New York (July 31)  U.S. stocks ended July with a more than 300-point selloff for the Dow Jones Industrial Average, a swoon that snapped a five-month winning streak for the broader market.

Traders said there was no single catalyst for the stumble, though selling started early.

Investors said an upbeat reading from the labor market sowed concerns about the Federal Reserve possibly raising rates quicker than many investors anticipate. Some pointed to disappointing earnings reports from U.S. companies Thursday, which disrupted what has been a strong season for corporate profits. Others pointed to Argentina's default on some bonds and fresh worries that the euro zone's central bank will need to provide more stimulus.

The Dow Jones Industrial Average fell 317.06 points, or 1.9%, to 16563.30. The S&P 500 shed 39.40 points, or 2%, to 1930.67 and the Nasdaq Composite Index dropped 93.13 points, or 2.1%, to 4369.77.

"There are so many things that are coming to a head simultaneously," said Joe Spinelli, head of Americas single stock trading at  Deutsche Bank.  DBK.XE -2.56%     "Clients are wanting to get into a position to ride out any storm that might pop up."

Trading in individual stocks was heavier than in recent days, but not yet at levels that resembled panic selling, traders said. Wall Street trading desks said they saw a steady flow into index-tracking exchange-traded funds as investors looked to hedge existing positions and shifted to more defensive postures.

"People are taking profits and they are a little nervous," said Ian Winer, director of equity trading at Wedbush Securities.

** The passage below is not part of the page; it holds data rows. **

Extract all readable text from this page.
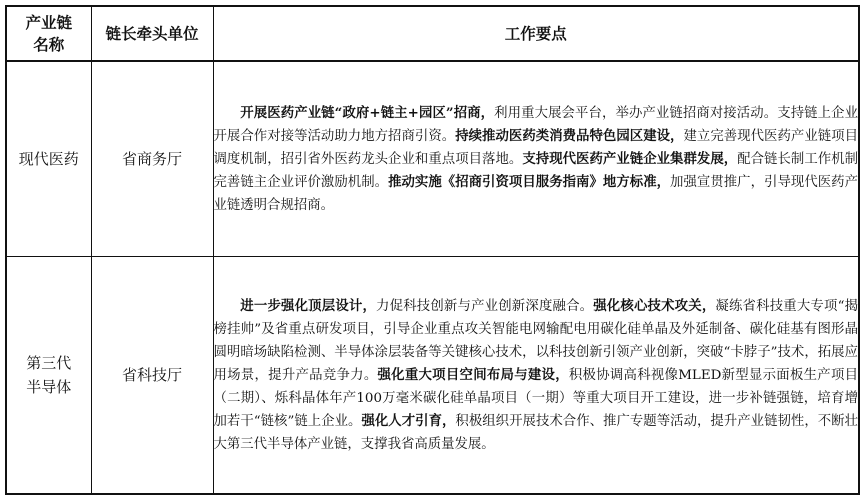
产业链
名称	链长牵头单位	工作要点
现代医药	省商务厅	开展医药产业链“政府+链主+园区”招商，利用重大展会平台，举办产业链招商对接活动。支持链上企业开展合作对接等活动助力地方招商引资。持续推动医药类消费品特色园区建设，建立完善现代医药产业链项目调度机制，招引省外医药龙头企业和重点项目落地。支持现代医药产业链企业集群发展，配合链长制工作机制完善链主企业评价激励机制。推动实施《招商引资项目服务指南》地方标准，加强宣贯推广，引导现代医药产业链透明合规招商。

第三代
半导体	省科技厅	进一步强化顶层设计，力促科技创新与产业创新深度融合。强化核心技术攻关，凝练省科技重大专项“揭榜挂帅”及省重点研发项目，引导企业重点攻关智能电网输配电用碳化硅单晶及外延制备、碳化硅基有图形晶圆明暗场缺陷检测、半导体涂层装备等关键核心技术，以科技创新引领产业创新，突破“卡脖子”技术，拓展应用场景，提升产品竞争力。强化重大项目空间布局与建设，积极协调高科视像MLED新型显示面板生产项目（二期）、烁科晶体年产100万毫米碳化硅单晶项目（一期）等重大项目开工建设，进一步补链强链，培育增加若干“链核”链上企业。强化人才引育，积极组织开展技术合作、推广专题等活动，提升产业链韧性，不断壮大第三代半导体产业链，支撑我省高质量发展。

Nico Marais, head of multi-asset investments and portfolio solutions at Schroder Investment Management, said that he has been trimming some stock positions and raising cash in recent weeks because he has been losing conviction in the endurance of the rally.

"We've been through a period of relative calm in the markets and not seen a selloff for some time," he said. "There's a sense of complacency. This is not the time to be adventurous in the markets."

Weeks of selling of European stocks finally spilled over to the U.S. on Thursday. The Stoxx Europe 600 fell 1.7% in July, and Germany's DAX dropped 4.3%, its biggest monthly loss since May 2012. Financial trouble at Portugal's  Banco Espírito Santo  BES.LB -42.07%     and ramped-up sanctions against Russia clashed with economic signals that suggest the European Central Bank must do more to support growth in the euro zone.

"Europe has been in sell mode," said Jeff Yu, head of single-stock derivatives trading at UBS. "It finally broke through today, but it's been building the last two or three weeks."

In the U.S., declines were broad, with energy stocks leading all 10 of the S&P 500's industry groups lower. Each of the Dow's 30 stocks lost ground.

Some investors pointed to lofty stock valuations.

"Valuations are still attractive, but not as drop-dead gorgeous as they were a year ago," said Milton Ezrati, senior economist and market strategist at Lord, Abbett & Co., an investment manager that oversees about $104 billion. "It's harder to be aggressive when the market is no longer screaming cheap."

Earnings season has been generally positive, but a series of lackluster reports weighed on the market Thursday.